Vibe Coding with AI: Loops, Logic, and Learning the Limits
Lately, I've been experimenting with Cursor's AI coding agent and had a pretty fascinating "vibe coding" session — part exploration, part debugging, part babysitting a well-meaning intern.
Here's what I learned:
1. Agents Still Get Stuck in Loops
I hit a strange bug: when I asked Cursor to only apply a subset of the changes it proposed, it got confused and entered a 3–4 loop cycle where it kept proposing the same edits over and over. Eventually, it got it right, but this was a reminder that most agents today struggle with partial, constrained edits — especially when their internal state drifts from the file state.
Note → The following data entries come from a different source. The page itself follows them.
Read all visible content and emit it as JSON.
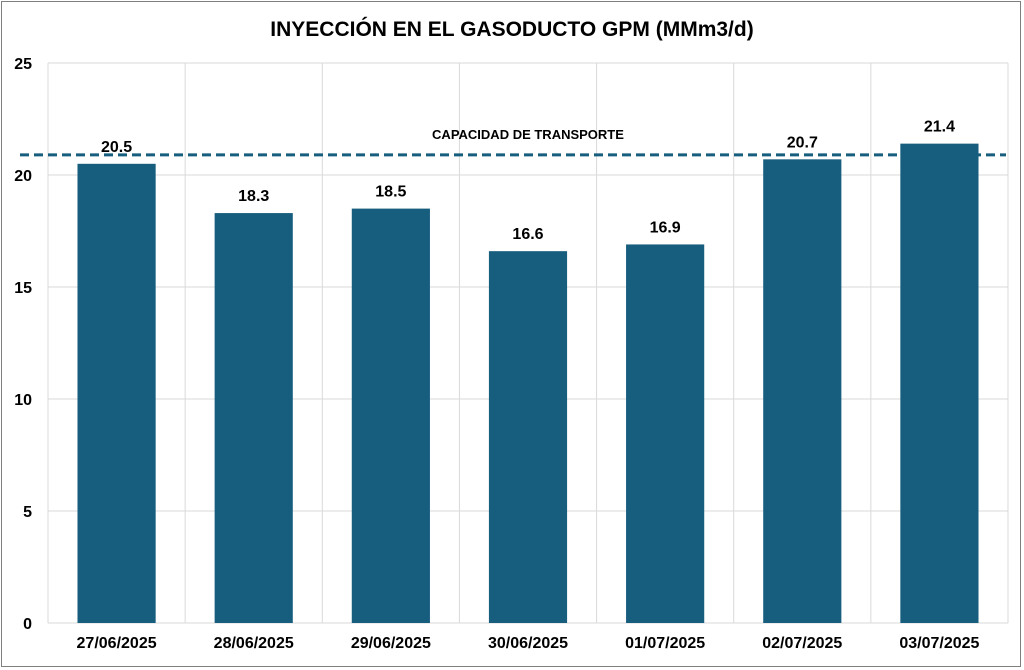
{
  "chart_data": {
    "type": "bar",
    "title": "INYECCIÓN EN EL GASODUCTO GPM (MMm3/d)",
    "xlabel": "",
    "ylabel": "",
    "categories": [
      "27/06/2025",
      "28/06/2025",
      "29/06/2025",
      "30/06/2025",
      "01/07/2025",
      "02/07/2025",
      "03/07/2025"
    ],
    "values": [
      20.5,
      18.3,
      18.5,
      16.6,
      16.9,
      20.7,
      21.4
    ],
    "value_labels": [
      "20.5",
      "18.3",
      "18.5",
      "16.6",
      "16.9",
      "20.7",
      "21.4"
    ],
    "ylim": [
      0,
      25
    ],
    "yticks": [
      0,
      5,
      10,
      15,
      20,
      25
    ],
    "ytick_labels": [
      "0",
      "5",
      "10",
      "15",
      "20",
      "25"
    ],
    "grid": true,
    "legend": "none",
    "bar_color": "#175e7e",
    "reference_line": {
      "label": "CAPACIDAD DE TRANSPORTE",
      "value": 20.9,
      "style": "dashed",
      "color": "#175e7e"
    }
  }
}
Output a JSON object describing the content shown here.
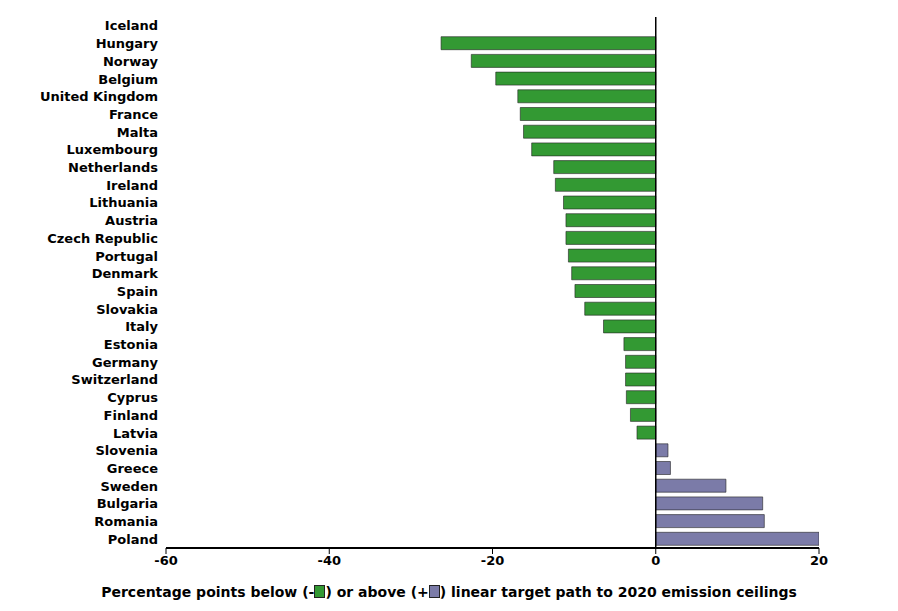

2. Great at Explaining, If You're Specific
When it came to debugging or explaining data flow, Cursor was surprisingly solid — as long as I explained my ask clearly, step by step. If you treat the agent like a junior developer and spell things out, you get good results. Be vague, and it will wander off.
3. Still Prone to Brittle Logic
One big miss: instead of trusting a language model's memory of the conversation, it hardcoded brittle rules to react to specific phrases in the conversation history. That's the kind of logic that falls apart fast in production. It reminded me how easily these tools can regress into imperative hacks instead of building robust abstractions.
TL;DR:
AI coding agents are powerful but still quirky. They loop, they misstep, and they need handholding. But with the right prompting and mindset — think junior dev with superpowers — they can be incredibly useful.